A 50% score is a generous pass line. It only means Sapling leaned slightly more human than AI. Under that standard, 22% of rewrites passed. If the standard is raised to 80%, only 20 samples remained. At 90%, the number dropped to 14. Only 6 samples reached a perfect 100% human score.

This matters because many users do not simply want a borderline result. They want a clean result that looks safely human. On that tougher standard, StealthWriter's performance becomes less impressive. A few wins are real, but they do not represent the whole batch.

Also Read: [STUDY] Can Stealthwriter really slip past Originality.ai? I tested 100 rewrites to find out.

Line chart showing how many StealthWriter rewrites pass different Sapling human-score thresholds

The higher the required human score, the fewer rewrites survive the test.

Longer Rewrites Did Not Automatically Look More Human

StealthWriter usually expanded the text. The original samples averaged about 185 words, while the rewrites averaged about 197 words. In 87 out of 100 cases, the rewrite was longer than the original. That might sound helpful, but the chart below shows that length was not the secret ingredient. Shorter and longer rewrites both failed, and some long rewrites still scored near zero.

For students, the lesson is simple: adding more words does not automatically make writing sound human. Human writing is not just longer. It is accurate, clear, varied, and specific.

Scatter chart comparing original word count and StealthWriter rewrite word count

Most points sit above the dotted line, meaning the rewrite became longer, but longer text did not guarantee a higher human score.

The Hidden Problem: Some High Scores Still Had Bad Rewrites

The detector score is only one part of the story. While reviewing the rewritten text, several quality issues appeared. This is important because a rewrite can pass a detector and still be weak, awkward, or factually wrong.

One rewrite about Amazon Prime said the company “no longer” offered two-day shipping, even though the original meaning was that Prime expanded beyond just two-day shipping. That is a meaning change. A section about bees changed the explanation of pollination and made the direction of pollen transfer confusing. In a battery safety sample, “unplug your device once it reaches full charge” became “discharge your gadget after it is fully charged,” which is not the same advice.

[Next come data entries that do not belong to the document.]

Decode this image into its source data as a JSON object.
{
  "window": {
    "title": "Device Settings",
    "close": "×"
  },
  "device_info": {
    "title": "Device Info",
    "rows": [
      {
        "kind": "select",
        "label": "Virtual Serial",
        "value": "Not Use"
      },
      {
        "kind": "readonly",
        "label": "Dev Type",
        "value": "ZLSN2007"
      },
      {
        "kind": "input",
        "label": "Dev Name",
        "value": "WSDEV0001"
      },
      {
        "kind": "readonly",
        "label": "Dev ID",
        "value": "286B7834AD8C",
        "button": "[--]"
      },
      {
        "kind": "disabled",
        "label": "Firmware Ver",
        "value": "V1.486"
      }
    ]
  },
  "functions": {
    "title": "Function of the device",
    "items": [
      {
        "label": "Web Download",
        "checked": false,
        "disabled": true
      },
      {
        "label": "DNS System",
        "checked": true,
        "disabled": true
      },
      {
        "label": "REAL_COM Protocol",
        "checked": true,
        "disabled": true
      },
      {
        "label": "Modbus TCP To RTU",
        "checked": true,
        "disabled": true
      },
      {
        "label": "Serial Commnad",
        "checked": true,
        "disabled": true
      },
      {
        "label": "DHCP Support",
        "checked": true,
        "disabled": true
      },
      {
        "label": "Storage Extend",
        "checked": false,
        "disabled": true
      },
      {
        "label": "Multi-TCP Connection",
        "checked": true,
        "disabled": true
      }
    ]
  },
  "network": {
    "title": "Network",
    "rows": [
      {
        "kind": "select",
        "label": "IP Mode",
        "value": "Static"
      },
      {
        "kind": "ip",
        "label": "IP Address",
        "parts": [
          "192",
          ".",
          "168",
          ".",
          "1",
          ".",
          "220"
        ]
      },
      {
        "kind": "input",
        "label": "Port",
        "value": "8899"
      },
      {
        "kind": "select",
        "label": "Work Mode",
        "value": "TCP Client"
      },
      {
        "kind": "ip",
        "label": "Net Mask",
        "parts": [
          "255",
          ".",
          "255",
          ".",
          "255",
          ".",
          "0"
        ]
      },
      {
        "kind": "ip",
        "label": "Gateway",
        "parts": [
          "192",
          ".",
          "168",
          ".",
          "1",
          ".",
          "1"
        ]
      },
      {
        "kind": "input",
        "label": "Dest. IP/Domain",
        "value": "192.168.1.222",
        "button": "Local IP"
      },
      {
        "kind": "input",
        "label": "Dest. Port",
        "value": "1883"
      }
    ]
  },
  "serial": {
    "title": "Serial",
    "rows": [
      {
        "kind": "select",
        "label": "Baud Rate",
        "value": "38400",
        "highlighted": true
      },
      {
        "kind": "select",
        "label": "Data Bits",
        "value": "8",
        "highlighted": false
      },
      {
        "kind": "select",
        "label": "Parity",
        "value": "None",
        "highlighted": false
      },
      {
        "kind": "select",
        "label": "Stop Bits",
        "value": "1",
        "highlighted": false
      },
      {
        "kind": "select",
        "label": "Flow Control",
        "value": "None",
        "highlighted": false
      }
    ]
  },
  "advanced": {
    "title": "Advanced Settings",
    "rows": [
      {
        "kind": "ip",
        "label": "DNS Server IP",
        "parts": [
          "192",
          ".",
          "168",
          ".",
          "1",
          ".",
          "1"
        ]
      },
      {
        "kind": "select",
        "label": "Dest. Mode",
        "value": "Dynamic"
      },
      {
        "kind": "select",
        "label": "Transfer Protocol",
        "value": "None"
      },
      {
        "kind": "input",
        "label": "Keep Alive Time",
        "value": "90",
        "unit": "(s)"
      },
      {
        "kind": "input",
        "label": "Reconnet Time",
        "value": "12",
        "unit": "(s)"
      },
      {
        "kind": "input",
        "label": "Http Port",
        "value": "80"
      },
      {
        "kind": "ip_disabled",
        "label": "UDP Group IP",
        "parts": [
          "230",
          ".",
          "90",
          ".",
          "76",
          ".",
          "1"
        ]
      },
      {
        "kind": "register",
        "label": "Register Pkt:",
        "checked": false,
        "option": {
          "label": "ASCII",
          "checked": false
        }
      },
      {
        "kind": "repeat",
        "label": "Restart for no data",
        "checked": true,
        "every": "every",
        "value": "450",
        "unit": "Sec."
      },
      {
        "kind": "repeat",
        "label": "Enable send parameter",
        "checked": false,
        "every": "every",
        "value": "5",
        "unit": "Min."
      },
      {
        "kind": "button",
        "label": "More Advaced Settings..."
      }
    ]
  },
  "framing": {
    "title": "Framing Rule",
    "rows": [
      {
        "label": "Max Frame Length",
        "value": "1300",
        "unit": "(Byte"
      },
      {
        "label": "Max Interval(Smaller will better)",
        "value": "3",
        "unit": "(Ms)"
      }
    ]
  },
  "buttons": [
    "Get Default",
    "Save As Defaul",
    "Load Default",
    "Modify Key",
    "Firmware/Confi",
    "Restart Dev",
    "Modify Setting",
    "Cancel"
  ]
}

There were also formatting and polish issues. One breakfast list repeated the number 2 twice, creating a broken sequence. A vegetable-checking sample had a lowercase heading: “3. smell the vegetables.” Several dates and centuries were spaced oddly, such as 17 th, 18 th, and 21 st. Some wording was noticeably unnatural, such as “Fungi are very simple to ignore” and “mushrooms... cap and skeleton.”

These problems matter more than the detector score. If a teacher, editor, or reader notices a contradiction, strange phrase, or broken list, the text loses trust immediately. Passing a detector cannot fix a bad sentence.

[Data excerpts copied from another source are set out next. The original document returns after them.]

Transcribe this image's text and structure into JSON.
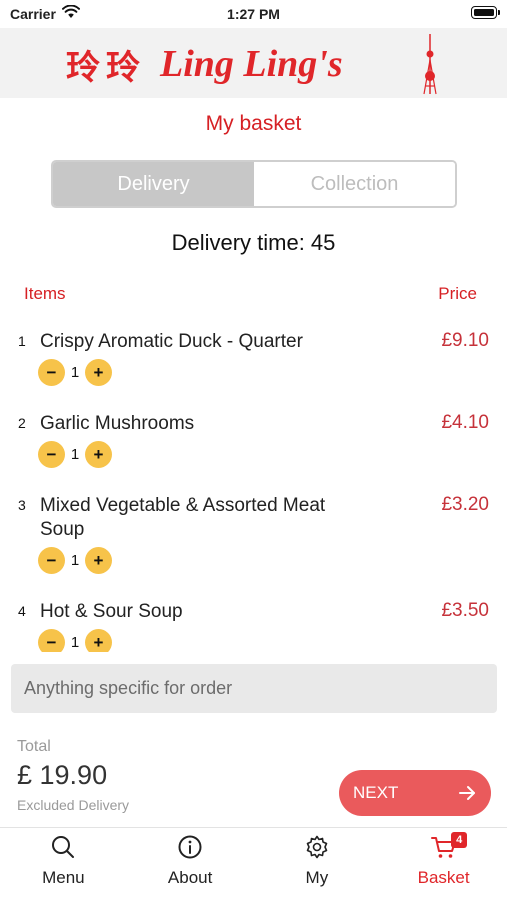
{
  "status_bar": {
    "carrier": "Carrier",
    "time": "1:27 PM"
  },
  "logo": {
    "chinese": "玲玲",
    "name": "Ling Ling's"
  },
  "page_title": "My basket",
  "order_type": {
    "options": [
      "Delivery",
      "Collection"
    ],
    "selected": "Delivery"
  },
  "delivery_time": "Delivery time: 45",
  "columns": {
    "items": "Items",
    "price": "Price"
  },
  "items": [
    {
      "index": "1",
      "name": "Crispy Aromatic Duck - Quarter",
      "price": "£9.10",
      "qty": "1"
    },
    {
      "index": "2",
      "name": "Garlic Mushrooms",
      "price": "£4.10",
      "qty": "1"
    },
    {
      "index": "3",
      "name": "Mixed Vegetable & Assorted Meat Soup",
      "price": "£3.20",
      "qty": "1"
    },
    {
      "index": "4",
      "name": "Hot & Sour Soup",
      "price": "£3.50",
      "qty": "1"
    }
  ],
  "qty_controls": {
    "minus": "−",
    "plus": "+"
  },
  "notes": {
    "placeholder": "Anything specific for order"
  },
  "total": {
    "label": "Total",
    "amount": "£ 19.90",
    "note": "Excluded Delivery"
  },
  "next_button": {
    "label": "NEXT"
  },
  "tabbar": {
    "tabs": [
      {
        "label": "Menu",
        "icon": "search-icon"
      },
      {
        "label": "About",
        "icon": "info-icon"
      },
      {
        "label": "My",
        "icon": "gear-icon"
      },
      {
        "label": "Basket",
        "icon": "cart-icon",
        "badge": "4",
        "active": true
      }
    ]
  },
  "colors": {
    "brand_red": "#e0262a",
    "qty_yellow": "#f7c34a",
    "next_red": "#ea5a5c"
  }
}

Sample Screenshots From the Test

The screenshots below show the kind of testing workflow used: StealthWriter outputs on one side and Sapling AI checks on the other. They also show why a few green-looking results should not be confused with a full victory across all 100 samples.

StealthWriter humanizer test result sample 1

StealthWriter sample 1

StealthWriter humanizer test result sample 2

StealthWriter sample 2

StealthWriter humanizer test result sample 3

StealthWriter sample 3

Sapling result sample 1

Sapling result sample 2

Sapling result sample 3

Final Verdict: Useful Sometimes, Risky as a Strategy

Across 100 samples, StealthWriter AI was not consistently effective at bypassing Sapling AI. The average human score was only 23.7%, and only 22 out of 100 rewrites crossed the basic 50% human line. That means Sapling still flagged most outputs as more AI than human.

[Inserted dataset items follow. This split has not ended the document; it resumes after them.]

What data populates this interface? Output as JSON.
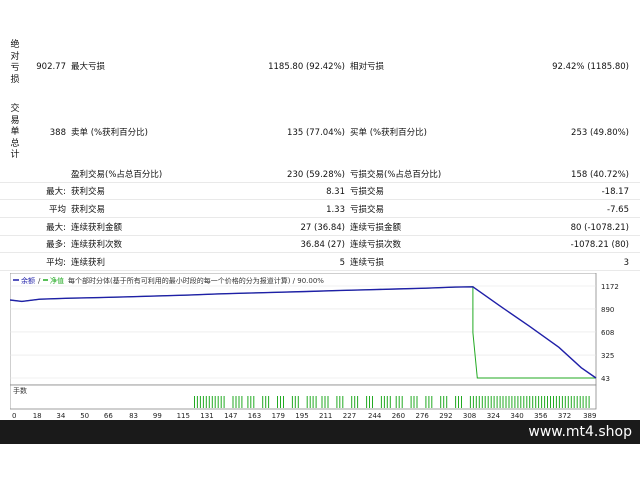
{
  "report": {
    "section_absolute_drawdown": "绝对亏损",
    "section_trade_summary": "交易单总计",
    "rows": [
      {
        "v0": "902.77",
        "l1": "最大亏损",
        "v1": "1185.80 (92.42%)",
        "l2": "相对亏损",
        "v2": "92.42% (1185.80)"
      },
      {
        "v0": "388",
        "l1": "卖单 (%获利百分比)",
        "v1": "135 (77.04%)",
        "l2": "买单 (%获利百分比)",
        "v2": "253 (49.80%)"
      },
      {
        "v0": "",
        "l1": "盈利交易(%占总百分比)",
        "v1": "230 (59.28%)",
        "l2": "亏损交易(%占总百分比)",
        "v2": "158 (40.72%)"
      },
      {
        "v0": "最大:",
        "l1": "获利交易",
        "v1": "8.31",
        "l2": "亏损交易",
        "v2": "-18.17"
      },
      {
        "v0": "平均",
        "l1": "获利交易",
        "v1": "1.33",
        "l2": "亏损交易",
        "v2": "-7.65"
      },
      {
        "v0": "最大:",
        "l1": "连续获利金额",
        "v1": "27 (36.84)",
        "l2": "连续亏损金额",
        "v2": "80 (-1078.21)"
      },
      {
        "v0": "最多:",
        "l1": "连续获利次数",
        "v1": "36.84 (27)",
        "l2": "连续亏损次数",
        "v2": "-1078.21 (80)"
      },
      {
        "v0": "平均:",
        "l1": "连续获利",
        "v1": "5",
        "l2": "连续亏损",
        "v2": "3"
      }
    ]
  },
  "chart": {
    "header_balance": "余额",
    "header_equity": "净值",
    "header_note": "每个部时分体(基于所有可利用的最小时段的每一个价格的分为报道计算) / 90.00%",
    "volume_label": "手数",
    "balance_color": "#1f1fa8",
    "equity_color": "#22aa22",
    "y_ticks": [
      "1172",
      "890",
      "608",
      "325",
      "43"
    ],
    "x_ticks": [
      "0",
      "18",
      "34",
      "50",
      "66",
      "83",
      "99",
      "115",
      "131",
      "147",
      "163",
      "179",
      "195",
      "211",
      "227",
      "244",
      "260",
      "276",
      "292",
      "308",
      "324",
      "340",
      "356",
      "372",
      "389"
    ]
  },
  "chart_data": {
    "type": "line",
    "ylim": [
      43,
      1172
    ],
    "xlim": [
      0,
      395
    ],
    "series": [
      {
        "name": "余额",
        "points": [
          [
            0,
            1000
          ],
          [
            8,
            983
          ],
          [
            20,
            1010
          ],
          [
            40,
            1022
          ],
          [
            60,
            1030
          ],
          [
            80,
            1040
          ],
          [
            100,
            1050
          ],
          [
            120,
            1060
          ],
          [
            140,
            1075
          ],
          [
            160,
            1085
          ],
          [
            180,
            1095
          ],
          [
            200,
            1105
          ],
          [
            220,
            1115
          ],
          [
            240,
            1125
          ],
          [
            260,
            1135
          ],
          [
            280,
            1145
          ],
          [
            300,
            1158
          ],
          [
            312,
            1162
          ],
          [
            330,
            930
          ],
          [
            350,
            680
          ],
          [
            370,
            420
          ],
          [
            385,
            170
          ],
          [
            395,
            43
          ]
        ]
      },
      {
        "name": "净值",
        "points": [
          [
            0,
            1000
          ],
          [
            8,
            983
          ],
          [
            20,
            1010
          ],
          [
            40,
            1022
          ],
          [
            60,
            1030
          ],
          [
            80,
            1040
          ],
          [
            100,
            1050
          ],
          [
            120,
            1060
          ],
          [
            140,
            1075
          ],
          [
            160,
            1085
          ],
          [
            180,
            1095
          ],
          [
            200,
            1105
          ],
          [
            220,
            1115
          ],
          [
            240,
            1125
          ],
          [
            260,
            1135
          ],
          [
            280,
            1145
          ],
          [
            300,
            1158
          ],
          [
            312,
            1162
          ],
          [
            312,
            600
          ],
          [
            312,
            600
          ],
          [
            315,
            43
          ],
          [
            395,
            43
          ]
        ]
      }
    ],
    "volume_bars_x": [
      124,
      126,
      128,
      130,
      132,
      134,
      136,
      138,
      140,
      142,
      144,
      150,
      152,
      154,
      156,
      160,
      162,
      164,
      170,
      172,
      174,
      180,
      182,
      184,
      190,
      192,
      194,
      200,
      202,
      204,
      206,
      210,
      212,
      214,
      220,
      222,
      224,
      230,
      232,
      234,
      240,
      242,
      244,
      250,
      252,
      254,
      256,
      260,
      262,
      264,
      270,
      272,
      274,
      280,
      282,
      284,
      290,
      292,
      294,
      300,
      302,
      304,
      310,
      312,
      314,
      316,
      318,
      320,
      322,
      324,
      326,
      328,
      330,
      332,
      334,
      336,
      338,
      340,
      342,
      344,
      346,
      348,
      350,
      352,
      354,
      356,
      358,
      360,
      362,
      364,
      366,
      368,
      370,
      372,
      374,
      376,
      378,
      380,
      382,
      384,
      386,
      388,
      390
    ]
  }
}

The bigger takeaway is about writing quality. Some rewrites changed meaning, introduced awkward wording, or damaged formatting. For students, this is the real warning: do not judge your work by a detector score alone. A strong piece of writing should make sense, preserve facts, sound natural, and feel like something you can confidently explain. If a tool helps you revise, use it carefully. But never let it replace your own reading, checking, and thinking.